Is feasibility study difficult? ›

Conducting a feasibility study need not be difficult or expensive, but the most important aspects should all be taken into account to ensure that potential problems are addressed. These are summarised in the Feasibility Study Checklist in Appendix III and are described in more detail in other Sections of this book.

What is the most important in feasibility study? ›

A feasibility study aims to provide an independent assessment that examines all aspects of a proposed project, including technical, economic, financial, legal, and environmental considerations. This information then helps decision-makers determine whether or not to proceed with the project.

What are the limitations of feasibility study? ›

Feasibility studies are invaluable tools for assessing the viability of projects, but they do have limitations: Assumptions and Projections: Feasibility studies rely on assumptions and projections, which may not always align with reality. Unexpected changes can impact the accuracy of the study.

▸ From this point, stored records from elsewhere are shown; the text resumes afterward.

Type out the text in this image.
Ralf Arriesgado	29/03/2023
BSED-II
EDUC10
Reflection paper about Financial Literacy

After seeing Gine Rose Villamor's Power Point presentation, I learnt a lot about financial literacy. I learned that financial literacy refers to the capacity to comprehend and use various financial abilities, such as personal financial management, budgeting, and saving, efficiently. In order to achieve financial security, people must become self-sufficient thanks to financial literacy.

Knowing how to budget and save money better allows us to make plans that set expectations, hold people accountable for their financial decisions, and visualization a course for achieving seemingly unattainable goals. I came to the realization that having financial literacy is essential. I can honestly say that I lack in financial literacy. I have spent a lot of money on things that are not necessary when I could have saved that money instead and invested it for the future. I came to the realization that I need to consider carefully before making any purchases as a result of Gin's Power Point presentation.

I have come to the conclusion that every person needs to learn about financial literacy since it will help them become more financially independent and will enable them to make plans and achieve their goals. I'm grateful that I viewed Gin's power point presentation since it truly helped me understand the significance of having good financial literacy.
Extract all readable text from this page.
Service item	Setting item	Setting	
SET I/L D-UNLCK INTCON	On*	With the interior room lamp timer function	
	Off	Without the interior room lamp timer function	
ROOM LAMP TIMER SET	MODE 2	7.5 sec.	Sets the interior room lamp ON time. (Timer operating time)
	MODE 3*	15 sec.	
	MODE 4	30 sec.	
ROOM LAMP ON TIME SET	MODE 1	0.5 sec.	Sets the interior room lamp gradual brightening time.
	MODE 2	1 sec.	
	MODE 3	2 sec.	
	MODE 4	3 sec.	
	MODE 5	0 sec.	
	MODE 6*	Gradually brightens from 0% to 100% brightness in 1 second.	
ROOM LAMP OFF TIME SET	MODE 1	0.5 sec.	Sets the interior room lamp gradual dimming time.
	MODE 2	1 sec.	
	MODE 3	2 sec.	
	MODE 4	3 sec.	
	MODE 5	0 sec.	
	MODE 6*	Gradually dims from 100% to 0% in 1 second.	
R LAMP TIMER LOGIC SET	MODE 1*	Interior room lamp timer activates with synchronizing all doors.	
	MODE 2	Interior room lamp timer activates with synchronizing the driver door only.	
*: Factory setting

Is it necessary to do a feasibility study? ›

All business endeavors pose some level of risk. Feasibility studies examine potential risks to determine whether they're worth taking. A comprehensive feasibility study can distinguish real economic opportunities from investments that could fail.

How do you write a good feasibility study? ›

  1. 1 Step 1: Define the problem or opportunity. ...
  2. 2 Step 2: Research and analyze the alternatives. ...
  3. 3 Step 3: Recommend the best solution. ...
  4. 4 Step 4: Outline the implementation plan. ...
  5. 5 Step 5: Summarize the benefits and costs. ...
  6. 6 Step 6: Write the executive summary. ...
  7. 7 Here's what else to consider.
Jun 13, 2023

What is the primary purpose of a feasibility study answer? ›

What Is the Main Objective of a Feasibility Study? A feasibility study is designed to help decision-makers determine whether or not a proposed project or investment is likely to be successful. It identifies both the known costs and the expected benefits.

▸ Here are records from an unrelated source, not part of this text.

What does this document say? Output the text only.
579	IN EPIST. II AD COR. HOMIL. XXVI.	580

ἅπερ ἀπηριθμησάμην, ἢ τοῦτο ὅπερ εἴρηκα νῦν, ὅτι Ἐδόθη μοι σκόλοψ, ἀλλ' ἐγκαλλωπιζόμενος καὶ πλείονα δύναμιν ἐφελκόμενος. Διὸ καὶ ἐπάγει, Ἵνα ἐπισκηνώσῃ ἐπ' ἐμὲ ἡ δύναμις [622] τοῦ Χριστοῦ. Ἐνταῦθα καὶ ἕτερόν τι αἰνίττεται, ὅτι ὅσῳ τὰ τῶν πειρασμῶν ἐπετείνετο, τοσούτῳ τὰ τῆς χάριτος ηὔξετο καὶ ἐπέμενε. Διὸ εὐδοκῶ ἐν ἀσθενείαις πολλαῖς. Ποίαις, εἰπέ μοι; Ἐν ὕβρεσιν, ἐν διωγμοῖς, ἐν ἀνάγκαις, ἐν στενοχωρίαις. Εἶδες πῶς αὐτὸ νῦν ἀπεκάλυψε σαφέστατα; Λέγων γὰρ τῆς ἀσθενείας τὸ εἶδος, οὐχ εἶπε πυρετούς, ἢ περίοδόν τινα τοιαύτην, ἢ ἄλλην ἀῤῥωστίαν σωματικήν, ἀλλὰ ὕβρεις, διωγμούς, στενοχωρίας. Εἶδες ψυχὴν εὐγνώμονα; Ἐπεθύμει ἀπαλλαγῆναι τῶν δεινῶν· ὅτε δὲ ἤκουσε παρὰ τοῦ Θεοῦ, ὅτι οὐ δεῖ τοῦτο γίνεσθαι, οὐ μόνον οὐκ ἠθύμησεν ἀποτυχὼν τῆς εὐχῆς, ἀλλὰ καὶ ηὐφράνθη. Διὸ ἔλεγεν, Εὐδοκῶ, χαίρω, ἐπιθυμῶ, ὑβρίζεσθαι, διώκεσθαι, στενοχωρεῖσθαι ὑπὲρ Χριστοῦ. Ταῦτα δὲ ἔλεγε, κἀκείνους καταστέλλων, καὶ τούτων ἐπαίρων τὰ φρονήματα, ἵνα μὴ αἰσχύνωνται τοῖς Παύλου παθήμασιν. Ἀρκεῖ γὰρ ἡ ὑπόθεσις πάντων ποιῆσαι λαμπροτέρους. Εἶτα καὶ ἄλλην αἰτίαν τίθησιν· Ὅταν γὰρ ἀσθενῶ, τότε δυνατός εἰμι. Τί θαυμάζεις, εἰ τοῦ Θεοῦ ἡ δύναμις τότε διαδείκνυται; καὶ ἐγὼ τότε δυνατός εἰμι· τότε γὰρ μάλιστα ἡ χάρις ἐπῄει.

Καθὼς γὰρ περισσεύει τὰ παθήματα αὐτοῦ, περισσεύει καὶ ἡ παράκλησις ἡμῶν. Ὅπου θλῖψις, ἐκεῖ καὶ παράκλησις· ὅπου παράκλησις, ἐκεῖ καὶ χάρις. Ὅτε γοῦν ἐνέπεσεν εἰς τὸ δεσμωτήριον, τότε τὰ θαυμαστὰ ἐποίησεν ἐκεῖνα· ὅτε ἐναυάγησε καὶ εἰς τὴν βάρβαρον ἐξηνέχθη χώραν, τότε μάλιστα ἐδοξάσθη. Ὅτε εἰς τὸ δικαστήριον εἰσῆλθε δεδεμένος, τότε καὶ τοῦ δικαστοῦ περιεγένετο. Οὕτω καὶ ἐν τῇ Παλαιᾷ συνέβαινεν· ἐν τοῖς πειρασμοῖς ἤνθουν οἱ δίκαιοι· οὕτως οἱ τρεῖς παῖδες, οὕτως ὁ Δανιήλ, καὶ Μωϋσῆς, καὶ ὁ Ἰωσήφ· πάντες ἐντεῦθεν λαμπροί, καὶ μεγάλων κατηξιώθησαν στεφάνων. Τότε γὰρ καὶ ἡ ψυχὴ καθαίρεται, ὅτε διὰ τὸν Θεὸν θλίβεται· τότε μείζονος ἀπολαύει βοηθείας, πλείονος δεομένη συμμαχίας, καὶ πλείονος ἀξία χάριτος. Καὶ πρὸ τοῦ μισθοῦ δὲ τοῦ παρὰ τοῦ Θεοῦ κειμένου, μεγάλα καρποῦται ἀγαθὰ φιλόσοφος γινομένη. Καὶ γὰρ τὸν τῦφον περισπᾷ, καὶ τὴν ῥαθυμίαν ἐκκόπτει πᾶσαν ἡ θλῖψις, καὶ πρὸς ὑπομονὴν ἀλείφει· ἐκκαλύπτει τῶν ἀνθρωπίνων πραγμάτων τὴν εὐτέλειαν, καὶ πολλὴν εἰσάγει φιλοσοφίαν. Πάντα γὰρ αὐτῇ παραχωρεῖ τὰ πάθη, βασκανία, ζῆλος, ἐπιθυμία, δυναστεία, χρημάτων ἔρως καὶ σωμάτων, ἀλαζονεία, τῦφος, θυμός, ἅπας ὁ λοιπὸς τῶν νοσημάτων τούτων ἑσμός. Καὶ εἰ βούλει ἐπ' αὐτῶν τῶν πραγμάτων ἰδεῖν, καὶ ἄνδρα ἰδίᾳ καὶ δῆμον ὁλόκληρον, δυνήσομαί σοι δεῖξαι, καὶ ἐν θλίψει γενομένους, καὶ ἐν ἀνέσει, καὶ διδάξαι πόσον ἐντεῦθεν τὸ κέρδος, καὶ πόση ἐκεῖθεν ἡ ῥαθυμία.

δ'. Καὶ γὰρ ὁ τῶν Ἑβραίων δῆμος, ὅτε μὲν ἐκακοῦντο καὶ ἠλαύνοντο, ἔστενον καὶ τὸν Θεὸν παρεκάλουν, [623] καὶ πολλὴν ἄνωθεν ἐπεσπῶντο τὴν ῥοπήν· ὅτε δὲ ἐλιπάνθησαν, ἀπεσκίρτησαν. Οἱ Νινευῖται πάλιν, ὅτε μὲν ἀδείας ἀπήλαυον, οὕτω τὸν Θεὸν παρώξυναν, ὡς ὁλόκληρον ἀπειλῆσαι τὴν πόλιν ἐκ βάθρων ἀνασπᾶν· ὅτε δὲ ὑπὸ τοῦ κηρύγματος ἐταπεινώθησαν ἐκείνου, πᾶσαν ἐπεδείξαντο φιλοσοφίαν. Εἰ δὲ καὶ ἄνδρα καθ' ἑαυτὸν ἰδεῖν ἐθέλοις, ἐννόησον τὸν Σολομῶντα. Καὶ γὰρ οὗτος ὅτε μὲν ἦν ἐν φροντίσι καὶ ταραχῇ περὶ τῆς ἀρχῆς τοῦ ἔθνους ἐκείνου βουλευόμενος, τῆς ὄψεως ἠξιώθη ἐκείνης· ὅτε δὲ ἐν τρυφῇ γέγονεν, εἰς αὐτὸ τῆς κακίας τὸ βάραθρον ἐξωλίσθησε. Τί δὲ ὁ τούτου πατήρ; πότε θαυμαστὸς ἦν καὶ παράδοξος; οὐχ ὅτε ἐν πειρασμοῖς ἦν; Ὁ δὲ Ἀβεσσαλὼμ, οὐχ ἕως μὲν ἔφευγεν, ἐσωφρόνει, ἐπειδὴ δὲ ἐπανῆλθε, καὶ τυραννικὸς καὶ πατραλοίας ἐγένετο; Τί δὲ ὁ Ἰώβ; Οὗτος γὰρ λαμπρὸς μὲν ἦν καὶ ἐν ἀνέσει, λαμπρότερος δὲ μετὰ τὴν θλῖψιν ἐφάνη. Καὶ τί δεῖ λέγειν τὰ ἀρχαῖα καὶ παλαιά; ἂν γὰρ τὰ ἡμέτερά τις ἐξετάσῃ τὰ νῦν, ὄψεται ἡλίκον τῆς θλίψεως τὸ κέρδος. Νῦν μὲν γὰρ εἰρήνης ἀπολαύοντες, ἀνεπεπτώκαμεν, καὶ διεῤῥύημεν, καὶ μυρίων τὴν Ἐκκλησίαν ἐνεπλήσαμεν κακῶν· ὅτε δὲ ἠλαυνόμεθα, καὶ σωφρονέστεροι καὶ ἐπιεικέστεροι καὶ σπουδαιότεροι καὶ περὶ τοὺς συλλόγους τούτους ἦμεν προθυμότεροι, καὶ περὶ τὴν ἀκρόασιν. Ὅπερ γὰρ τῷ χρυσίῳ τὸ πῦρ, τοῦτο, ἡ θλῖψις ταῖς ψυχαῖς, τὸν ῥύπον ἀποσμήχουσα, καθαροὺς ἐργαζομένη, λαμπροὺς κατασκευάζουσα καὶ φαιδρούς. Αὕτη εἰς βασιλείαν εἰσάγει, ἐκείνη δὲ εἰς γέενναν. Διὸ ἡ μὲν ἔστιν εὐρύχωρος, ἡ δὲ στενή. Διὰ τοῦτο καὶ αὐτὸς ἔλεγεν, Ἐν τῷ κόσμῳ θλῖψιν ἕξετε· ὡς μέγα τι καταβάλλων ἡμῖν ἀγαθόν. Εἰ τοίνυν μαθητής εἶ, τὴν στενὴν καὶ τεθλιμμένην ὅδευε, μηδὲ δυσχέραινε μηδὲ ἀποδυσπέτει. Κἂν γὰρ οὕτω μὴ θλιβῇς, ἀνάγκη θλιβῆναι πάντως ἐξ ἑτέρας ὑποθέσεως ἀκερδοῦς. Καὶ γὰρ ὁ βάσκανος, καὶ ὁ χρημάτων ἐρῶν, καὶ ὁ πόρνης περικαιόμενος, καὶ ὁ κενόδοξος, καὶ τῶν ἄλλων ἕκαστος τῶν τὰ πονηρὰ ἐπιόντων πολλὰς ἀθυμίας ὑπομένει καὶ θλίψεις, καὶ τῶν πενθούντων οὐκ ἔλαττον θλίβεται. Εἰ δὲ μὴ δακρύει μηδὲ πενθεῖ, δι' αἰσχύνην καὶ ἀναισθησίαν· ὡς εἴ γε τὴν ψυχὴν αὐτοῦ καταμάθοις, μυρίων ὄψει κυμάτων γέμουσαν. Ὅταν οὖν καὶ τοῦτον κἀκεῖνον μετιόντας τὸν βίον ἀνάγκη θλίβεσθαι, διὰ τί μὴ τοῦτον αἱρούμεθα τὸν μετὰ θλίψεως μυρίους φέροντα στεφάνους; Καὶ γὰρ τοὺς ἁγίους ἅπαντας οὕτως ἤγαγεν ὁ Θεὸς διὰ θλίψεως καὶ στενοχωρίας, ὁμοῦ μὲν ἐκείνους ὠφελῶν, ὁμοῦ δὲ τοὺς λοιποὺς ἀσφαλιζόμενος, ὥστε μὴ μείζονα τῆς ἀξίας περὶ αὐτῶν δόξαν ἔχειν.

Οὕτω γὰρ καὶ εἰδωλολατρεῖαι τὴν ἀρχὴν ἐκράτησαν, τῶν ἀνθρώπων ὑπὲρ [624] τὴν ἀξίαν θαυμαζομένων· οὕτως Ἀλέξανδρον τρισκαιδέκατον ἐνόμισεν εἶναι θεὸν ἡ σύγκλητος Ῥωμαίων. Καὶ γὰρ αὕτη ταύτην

What are the qualities of a good feasibility study discuss? ›

Not only should the Feasibility Study contain sufficient detail to carry on to the next succeeding phase in the project, but it should also be used for comparative analysis when preparing the final Project Audit which analyses what was delivered versus what was proposed in the Feasibility Study.

What happens if feasibility study is not done? ›

Among the most important effects that may occur if a feasibility study is ignored for a project idea that might lead to the project's failure to reach the desired goals of its implementation, the project's mismanagement and low demand due to the lack of sufficient knowledge and information in the market and competitors ...

What are the limitations of a feasibility study? ›

Feasibility studies are invaluable tools for assessing the viability of projects, but they do have limitations: Assumptions and Projections: Feasibility studies rely on assumptions and projections, which may not always align with reality. Unexpected changes can impact the accuracy of the study.

How long does a feasibility study last? ›

Expect a feasibility study to take about 60 to 90 days. Unless the market is very hot, don't tie up much money, if any, in sales agreements for the land during this time period. Be sure any agreements you sign include a reimbursem*nt of your deposit should you elect not to pursue the project.